Sega’s quarterly report just landed—yep, the numbers aren’t what you’d call stellar. Seems like they hit a 13% drop in sales, which… ouch. It’s like dropping your ice cream cone on a hot day, right when you were about to take the best bite. Anyway, within their Entertainment Contents thingy, specifically the Consumer vertical—does anyone else find this jargon oddly fascinating?—they made ¥44.6 billion, about $301 million in less robotic terms. That’s down from the previous year’s ¥51.3 billion ($347 million), if I did the math right in my head.
But here’s the kicker—operating income for games plunged 66%. Whoa, that’s like the rollercoaster I dared to ride once and regretted immediately. From ¥8.9 billion to ¥5.2 billion. Yep, not great.
Yet, Sega’s all like, “Hey, new games are steady,” even though they’re down 33%. Sales slid from ¥3.9 billion to ¥2.6 billion, but maybe they’re whispering sweet nothings to themselves for comfort. Catalogue sales were the real problem child, dropping 21.4%.
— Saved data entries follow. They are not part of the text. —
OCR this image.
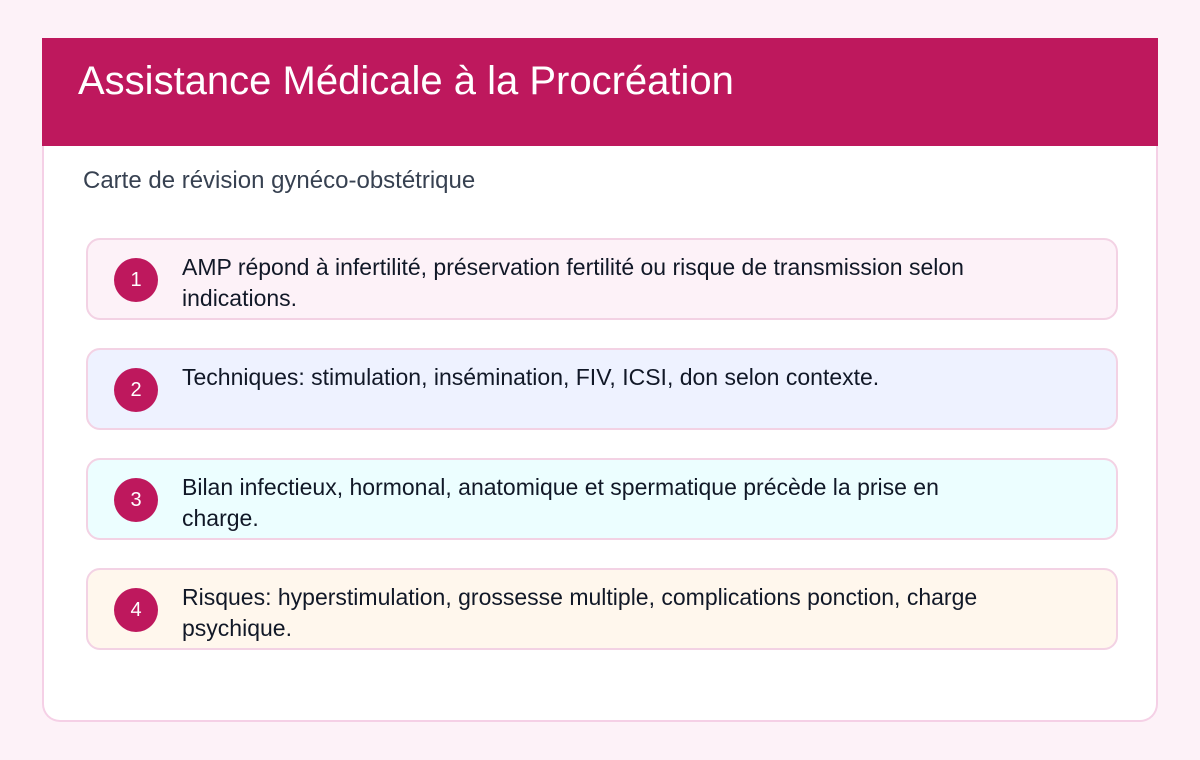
Assistance Médicale à la Procréation
Carte de révision gynéco-obstétrique
1	AMP répond à infertilité, préservation fertilité ou risque de transmission selon indications.
2	Techniques: stimulation, insémination, FIV, ICSI, don selon contexte.
3	Bilan infectieux, hormonal, anatomique et spermatique précède la prise en charge.
4	Risques: hyperstimulation, grossesse multiple, complications ponction, charge psychique.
Fast forward to their hopeful outlook for the year. Sega’s counting on Sonic Racing: Crossworlds or that Football Manager game—or both?—to turn the tide. I mean, crossing fingers here!
In the grand scheme, Sega Sammy’s net sales fell 22.7%. They still pulled in ¥81 billion ($548 million). So yeah, it’s not all gloom and doom, just a cloudy day with a chance of sunshine if their upcoming games pull a miracle.